Hemos sido reforzados desde el inicio de la colonización del territorio y mental con un catolicismo que condenaba a la gente exitosa combinado perfectamente con una plutocracia que sacaba un destilado provecho de tal ideologización, reforzada por la ignorancia generalizada institucionalizada desde el Congreso de Cúcuta en 1821 en que el Estado se desentendió de la educación de la gente. Lo que estamos obteniendo en Colombia es un nivel de vida muy bajo, gente pobre sin mayor esperanza de salir de la bien llamada trampa de la pobreza, mala competitividad generalizada que no permite visualizar una redención por esa vía, y como resultado, una vida desesperanzadora; para completar el cuadro, nuestros ricos no obtienen el nivel de bienestar que pudieran si estuvieran rodeados de una sociedad más próspera. Contaminados completamente por la corrupción, grande y pequeña, pública y privada, que hace que todo lo anterior sea más acentuado y de la cual no vemos como salir; unos poquísimos se lucran de ella, y son los más exitosos que incluso nos ponen de ejemplo soterradamente para alimentar nuestro sesgo de confirmación y no podamos reconocer con nitidez la situación generalizada.
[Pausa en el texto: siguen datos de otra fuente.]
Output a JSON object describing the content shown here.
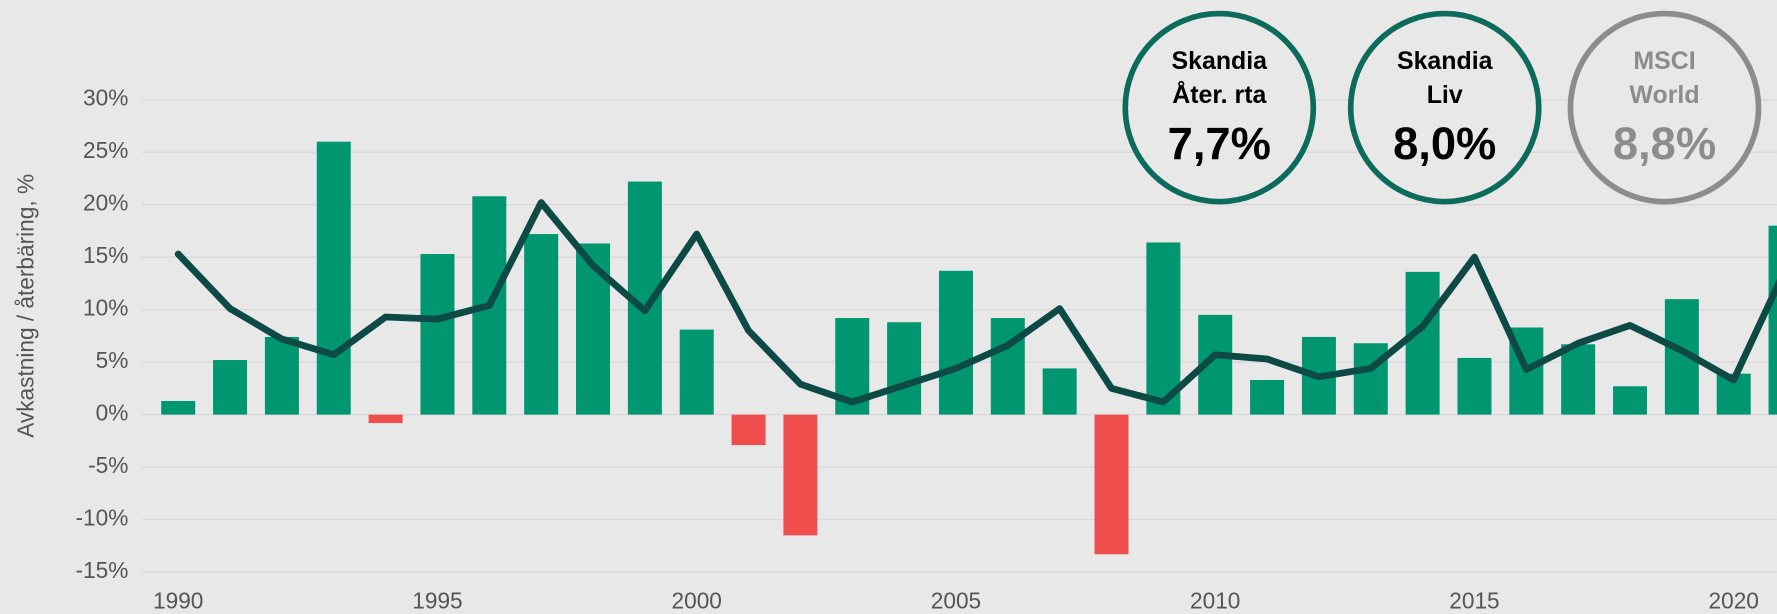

Un artículo de Jorge Téllez (El Espectador, 2015) hablaba de la deuda de los economistas, que nos han trasplantado modelo foráneos puestos en ejecución en países muy diferentes al nuestro, agravando una economía enferma de inequidad e injusticia como la nuestra y afirmaba que aquí se requería como nunca antes de una cirugía de fondo. Aquí tenemos no solo la deuda de los economistas, sino la deuda de todos aquellos que han estado en la dirigencia económica, política y social en el país. A ellos les ha ido bien, relativamente hablando, aunque al país le haya ido muy mal. Y se requieren cirugías de fondo múltiples, empezando por la erradicación de la corrupción.
Para no llamarnos a engaños, las cirugías de fondo no se pueden lograr con regímenes autoritarios, que quitan unos males y profundizan otros peores, y terminan con situaciones aún mas complejas para la colectividad. La única cirugía posible de fondo tendremos que hacerla lentamente a través de la participación democrática, interesándonos por la política, erradicando la corrupción de nuestras vidas en todas sus formas, y eligiendo dirigentes políticos a prueba de corrupción y menos por sus supuestos pergaminos políticos, y ¡nunca! por el simple hecho de ser hijo de un pasado político.
Sería una verdadera felicidad si al menos pudiéramos estar visualizando cómo llegar a esa senda de mejora, aunque la cirugía dure una década o más. Ya no sería una felicidad triste, efímera, porque tendríamos una genuina esperanza en medio de las dificultades severas en que vivimos. Aun así, feliz fin de año, y que estemos alegres y festejemos, pero que no olvidemos trabajar con fortaleza por una mejor vida colectiva en el 2021.